In sum, we as pediatric rheumatologists need help from other pediatricians in our medical schools, medical centers, cities and countries. We need support that pediatric rheumatologic problems and musculoskeletal problems are common, not rare and obscure, and that they need to be a regular part of a medical student and resident curriculum and clinical experience. We need pediatric chairpersons to recruit pediatric rheumatologists to start new programs and to support the development of existing programs.
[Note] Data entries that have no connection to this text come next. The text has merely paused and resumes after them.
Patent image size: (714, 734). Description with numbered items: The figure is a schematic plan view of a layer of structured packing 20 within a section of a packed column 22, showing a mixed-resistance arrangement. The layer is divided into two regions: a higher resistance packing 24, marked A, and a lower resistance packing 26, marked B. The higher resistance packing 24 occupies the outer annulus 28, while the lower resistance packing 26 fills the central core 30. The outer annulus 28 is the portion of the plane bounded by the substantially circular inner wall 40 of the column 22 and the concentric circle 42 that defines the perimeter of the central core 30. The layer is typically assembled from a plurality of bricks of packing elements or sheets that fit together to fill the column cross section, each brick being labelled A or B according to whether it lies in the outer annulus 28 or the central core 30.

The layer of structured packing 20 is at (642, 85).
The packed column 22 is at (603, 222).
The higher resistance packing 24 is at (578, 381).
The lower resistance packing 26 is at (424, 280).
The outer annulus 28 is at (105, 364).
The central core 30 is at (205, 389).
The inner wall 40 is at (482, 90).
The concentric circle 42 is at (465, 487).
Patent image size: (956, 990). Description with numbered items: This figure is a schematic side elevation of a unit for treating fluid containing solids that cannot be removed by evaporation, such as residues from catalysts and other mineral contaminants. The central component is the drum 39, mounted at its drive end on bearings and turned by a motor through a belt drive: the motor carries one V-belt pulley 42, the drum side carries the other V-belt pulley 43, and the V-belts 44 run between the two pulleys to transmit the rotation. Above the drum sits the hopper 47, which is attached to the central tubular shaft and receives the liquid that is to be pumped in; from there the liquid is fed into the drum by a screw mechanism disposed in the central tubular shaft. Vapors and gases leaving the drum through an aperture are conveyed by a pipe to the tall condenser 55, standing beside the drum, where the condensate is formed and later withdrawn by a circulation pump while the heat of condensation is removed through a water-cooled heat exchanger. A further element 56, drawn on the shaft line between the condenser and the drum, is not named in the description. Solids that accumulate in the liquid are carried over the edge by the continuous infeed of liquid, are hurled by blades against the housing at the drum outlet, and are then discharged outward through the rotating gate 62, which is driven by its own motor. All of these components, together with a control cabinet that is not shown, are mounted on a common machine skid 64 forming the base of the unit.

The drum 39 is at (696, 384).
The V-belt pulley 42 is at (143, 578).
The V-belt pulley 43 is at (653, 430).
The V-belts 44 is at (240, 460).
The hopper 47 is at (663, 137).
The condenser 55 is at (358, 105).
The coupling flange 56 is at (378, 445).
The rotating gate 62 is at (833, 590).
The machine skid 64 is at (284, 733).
We need more nurse and team support, better salaries, support for fellow training, help with career training and advancement, more research focus and support, and in other areas. We must advocate and cajole when the chairpersons are slow to help. No doubt, we must try to pull our weight to deserve such help. We need to seek many opportunities to teach both medical students and residents and have them lay hands on our patients in clinic, not just care for our sickest lupus patients in the PICU. We should observe and learn from how our pediatric colleagues have developed successful programs in pediatric centers. As one of the youngest and still underdeveloped pediatric subspecialties, there is a lot we can learn. Yet we should be optimistic and aggressive in pursuing help in our pediatric environment. We can and will get better.